Jean Delumeau concluant dans son livre L’avenir de Dieu : « Nous entrevoyons au contraire l’humanité des origines se dégageant péniblement de l’animalité, apprenant péniblement à se tenir debout et à parler et développant peu à peu l’usage de la liberté. Face à l’évidence scientifique de l’évolution, faut-il avec ceux qui croient encore à la Création en six jours, nous engager dans une nouvelle affaire Galilée ? »
Sur la condamnation de l’humanité à la mort, il est clair que la mort, si angoissante soit-elle, est un processus lié à la reproduction sexuée».
Cette remise en cause du dogme du péché originel par Teilhard de Chardin, Jean Delumeau, François Cassinguena-Trévedy et bien d’autres n’est pas sans conséquences et Benoît XVI reconnait, sans détour, les conséquences d’un tel désaveu : « accepter la vision teilhardienne de l’évolution revient à renverser la perspective du christianisme ».
Ce qui faut observer c’est que cette notion de péché originel est totalement absente des évangiles et que Jésus n’a jamais parlé du péché originel, ni s’est prononcé sur l’origine du mal.
Cependant François Cassinguena-Tévedy nous prévient : « qu’en monde catholique cette démarche se heurte à un triple écueil : l’incompatibilité définitive du concept de péché originel, dans son acception traditionnelle, avec l’acquis des sciences humaines; l’idolâtrie de la mariologie qui nourrit un discours obsessionnel sur la virginité réduite à une idéologie matérialiste; enfin, la « dangereuse fascination du prêtre séparé, supérieur, environné en imbu d’une sacralité qui l’ignifuge » en totale contradiction avec les textes du Nouveau Testament. »
Pour Jacques Neirynck : « Si l’on faisait l’effort capital de se débarrasser du dogme du péché originel, d’imposer des croyances invraisemblables, il serait plus facile alors d’abandonner une culture patriarcale, la relégation des femmes, le blâme des homosexuels, la complicité avec les abus sexuels.
François Cassinguena-Trévedy estime que : « l’état des lieux qu’il nous incombe de faire n’est pas seulement d’ordre institutionnel, éthique, politique, il est d’ordre métaphysique ». Parce que nous sommes entrés dans “une grande nuit commune de la foi“. Parce que « des pans entiers de notre édifice intérieur, de nos représentations familières et de nos certitudes tranquilles se sont effondrés »

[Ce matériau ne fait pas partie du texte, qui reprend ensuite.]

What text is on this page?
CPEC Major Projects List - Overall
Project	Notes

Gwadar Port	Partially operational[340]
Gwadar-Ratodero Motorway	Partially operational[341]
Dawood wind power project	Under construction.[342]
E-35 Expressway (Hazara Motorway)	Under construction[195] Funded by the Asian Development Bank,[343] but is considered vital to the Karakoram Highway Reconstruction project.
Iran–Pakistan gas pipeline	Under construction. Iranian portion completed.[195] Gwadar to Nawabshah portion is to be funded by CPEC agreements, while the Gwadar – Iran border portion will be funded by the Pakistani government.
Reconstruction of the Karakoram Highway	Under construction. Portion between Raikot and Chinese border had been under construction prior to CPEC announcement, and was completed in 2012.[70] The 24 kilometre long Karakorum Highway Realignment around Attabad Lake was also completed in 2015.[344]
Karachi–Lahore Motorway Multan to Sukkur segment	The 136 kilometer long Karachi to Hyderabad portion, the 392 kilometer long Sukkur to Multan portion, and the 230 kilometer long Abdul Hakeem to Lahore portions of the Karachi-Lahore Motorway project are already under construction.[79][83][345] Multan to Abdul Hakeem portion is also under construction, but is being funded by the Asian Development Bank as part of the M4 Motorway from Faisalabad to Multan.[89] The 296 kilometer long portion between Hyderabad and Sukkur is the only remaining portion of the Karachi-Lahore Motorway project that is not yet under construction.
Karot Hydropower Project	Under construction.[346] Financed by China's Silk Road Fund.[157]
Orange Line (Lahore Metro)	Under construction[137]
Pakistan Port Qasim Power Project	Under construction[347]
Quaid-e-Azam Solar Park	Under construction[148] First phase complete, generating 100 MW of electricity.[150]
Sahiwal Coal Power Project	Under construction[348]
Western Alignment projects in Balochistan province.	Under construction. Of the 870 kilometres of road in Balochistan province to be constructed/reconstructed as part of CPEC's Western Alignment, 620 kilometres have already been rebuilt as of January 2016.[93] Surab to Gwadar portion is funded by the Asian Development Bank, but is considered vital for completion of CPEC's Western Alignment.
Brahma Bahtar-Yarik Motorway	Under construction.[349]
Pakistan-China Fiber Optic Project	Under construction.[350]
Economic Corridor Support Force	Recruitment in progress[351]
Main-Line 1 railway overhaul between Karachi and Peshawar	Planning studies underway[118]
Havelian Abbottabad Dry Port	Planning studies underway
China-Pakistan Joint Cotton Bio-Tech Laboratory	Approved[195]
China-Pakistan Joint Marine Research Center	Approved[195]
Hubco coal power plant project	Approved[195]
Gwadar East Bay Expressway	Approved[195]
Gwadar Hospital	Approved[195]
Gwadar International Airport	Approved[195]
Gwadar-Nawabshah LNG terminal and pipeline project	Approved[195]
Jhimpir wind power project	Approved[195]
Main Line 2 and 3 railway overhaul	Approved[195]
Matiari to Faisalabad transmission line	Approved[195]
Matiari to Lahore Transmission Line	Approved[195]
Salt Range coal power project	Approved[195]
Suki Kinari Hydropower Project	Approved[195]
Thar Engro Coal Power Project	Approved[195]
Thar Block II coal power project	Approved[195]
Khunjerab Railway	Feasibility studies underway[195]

Et qu’il devient urgent de sortir d’une approche mythologique concernant l’origine du monde et de l’homme, les origines mêmes de Jésus, la résurrection ou les “fins dernières“.
Afin de passer « de la mythologie chrétienne à la théologie chrétienne ».
Le défi de ce synode est donc de taille et malgré ma foi chrétienne j’ai quelques doutes sur l’action de l’Esprit Saint, le même qui n’a pas su éclairer les auteurs de livre de la Genèse, environ 500 ans avant JC.
J’ai bien peur que les conclusions de ce synode soient une fois de plus dictées par la politique et l’acceptabilité d’une partie des croyants traditionnalistes. Une politique des petits pas pour ne froisser personne.
Bernard JANUEL
Je me retrouve ici et là dans votre réflexion. Sauf peut-être lorsque vous écrivez : « j’ai quelques doutes sur l’action de l’Esprit Saint, le même qui n’a pas su éclairer les auteurs de livre de la Genèse, environ 500 ans avant JC. » Ce qui semble signifier que les auteurs auxquels vous faites référence auraient du, voici deux-mille six cents ans, écrire avec les codes qui sont aujourd’hui les nôtres. Cette « écriture sous la dictée » me semble plus proche du Coran que de la Bible. Si en revanche, on considère que les auteurs ont été inspirés par ce Dieu dont ils sentaient la présence et tentaient de décrypter les intentions à l’égard de l’humanité, alors ils n’ont pu le faire qu’à partir de la manière de penser et des connaissances qui étaient les leurs. Moi cela ne me trouble pas. Mais ça suppose qu’on sache aujourd’hui « décoder » précisément ces textes sacrés.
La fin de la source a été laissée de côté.